In the currency market, the rising bond yields are making Dollar stronger in comparison to the emerging market currencies.

The US Bond yields have risen 40% in a year and the emerging market currencies are struggling against the dollar, Turkish Lira, Brazilian Real and Indian Rupee have been hit really hard.

Bond yields are led by FED rates and FED has indicated that it keeps on raising rates at the time to come, so what really makes the FED hike the rates and what would the impact of such hike? Let’s have a look:

  1. A stronger Economy – FED is betting on a stronger US economy, as rates were dropped to support the US economy to help overcome it from the great recession and slowdown, now when the economy is growing with the faster pace FED is taking its support back from hiking rates.
  2. But raising rates too quickly could sniff out the economic recovery, which has finally begun to gain after years of sluggish growth. Russ Koesterich CIS at BlackRock has also said that “What has been scary about the last couple of weeks is that rates have been rising without a clear improvement in the economy”

The Rising bond yields are making the leveraging expensive and it does have an impact on the economy too, which can be seen as the growth is down in last 4 QTRs except in the June QTR.

Higher inflation – Increasing inflation in the states is further tempting the Fed to hike rates. The inflation has remained high throughout the year up till August, where it has witnessed some ease. The year 2018 had begun with an inflation of1%, which is quite near to the FED target of 2%. Going forward, the FED looks very optimistic for a stronger economy, which is making it confident of taking borrowing cost higher for cars, homes, mortgages and personal loans.
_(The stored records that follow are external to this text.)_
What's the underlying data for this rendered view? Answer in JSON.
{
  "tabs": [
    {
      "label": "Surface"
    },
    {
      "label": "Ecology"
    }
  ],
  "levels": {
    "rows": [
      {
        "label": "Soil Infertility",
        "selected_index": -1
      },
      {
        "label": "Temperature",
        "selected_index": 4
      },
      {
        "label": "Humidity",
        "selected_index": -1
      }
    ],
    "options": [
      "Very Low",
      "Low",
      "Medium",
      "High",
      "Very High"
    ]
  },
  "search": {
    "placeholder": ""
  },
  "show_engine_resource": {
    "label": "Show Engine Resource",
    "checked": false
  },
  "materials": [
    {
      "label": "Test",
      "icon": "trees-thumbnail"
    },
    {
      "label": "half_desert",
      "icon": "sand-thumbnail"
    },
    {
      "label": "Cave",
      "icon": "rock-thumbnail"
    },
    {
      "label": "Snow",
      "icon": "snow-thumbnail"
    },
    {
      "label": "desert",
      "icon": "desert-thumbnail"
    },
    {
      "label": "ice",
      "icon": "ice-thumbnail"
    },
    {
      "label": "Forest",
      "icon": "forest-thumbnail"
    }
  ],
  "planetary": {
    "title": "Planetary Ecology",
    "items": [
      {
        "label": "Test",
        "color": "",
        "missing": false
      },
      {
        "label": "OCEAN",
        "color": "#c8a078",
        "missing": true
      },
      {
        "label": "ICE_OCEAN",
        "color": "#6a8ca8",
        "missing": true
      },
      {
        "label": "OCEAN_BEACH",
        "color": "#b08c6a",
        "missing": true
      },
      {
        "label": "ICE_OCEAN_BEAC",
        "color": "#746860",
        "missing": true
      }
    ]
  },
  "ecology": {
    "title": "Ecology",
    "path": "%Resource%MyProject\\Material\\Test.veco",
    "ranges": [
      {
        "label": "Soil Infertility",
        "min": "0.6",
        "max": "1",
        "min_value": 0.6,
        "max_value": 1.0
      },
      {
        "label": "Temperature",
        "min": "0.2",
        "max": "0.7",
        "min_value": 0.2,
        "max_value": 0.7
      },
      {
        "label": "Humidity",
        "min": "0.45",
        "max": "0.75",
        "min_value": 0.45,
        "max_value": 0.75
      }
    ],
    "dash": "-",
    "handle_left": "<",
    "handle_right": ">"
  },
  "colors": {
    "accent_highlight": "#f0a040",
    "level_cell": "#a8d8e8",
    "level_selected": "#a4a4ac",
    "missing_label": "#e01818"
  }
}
Doing this will also eventually take the inflation down to the target level, therefore the Fed believes this is the best time to do it.

  1. Lower Unemployment Rate – US President’s “America first policies” are helping US unemployment data to come down to help FED to hike rates. The FED is forecasting the unemployment rate at 3.6% by year’s end, down from the forecast of 3.8% in March this year, indicating the stronger performance of the economy.
  2. The bond yields have just reached at its 5 years high at 3.13% on the expectation that the FED will hike rates more aggressively than before as FED said: “The economy is strong, the labour market is strong, growth is strong and the economy is rising at a solid rate”. But the dark side of the coin exists too, as the higher bond yields are making investors cautious on the economy to not in the position to sustain the growth and to maintain at the same level. Higher yields could even slow down the economic growth potentially frustrating Mr Trump. Urjit Patel, the Governor of the RBI has warned of a currency war led by the increasing FED rate and increasing debt level of US treasuries to pay for the tax rate cuts.

USA’s total debt has already reached an alarming level of $21.5 trillion, which is 1.8% of the total GDP which is the highest level since 1947. The highest ever debt and the higher yields are the same combinations as what has happened at the time of the 2008 financial crisis. High debts on the giant economies are growing faster as Governments are spending more, cutting their tax rates and pushing it to the ballooning fiscal deficits which are questioning the depleting wealth of the world economy.

In the time to come when FED continue to raise rates, bond yields are determined to reach higher, but the same leads to the possibility of a slower economy and with the combination of higher Govt debt, there are dark clouds hovering all around the world for the economic slowdown. In this challenging time, it is advised to be cautious.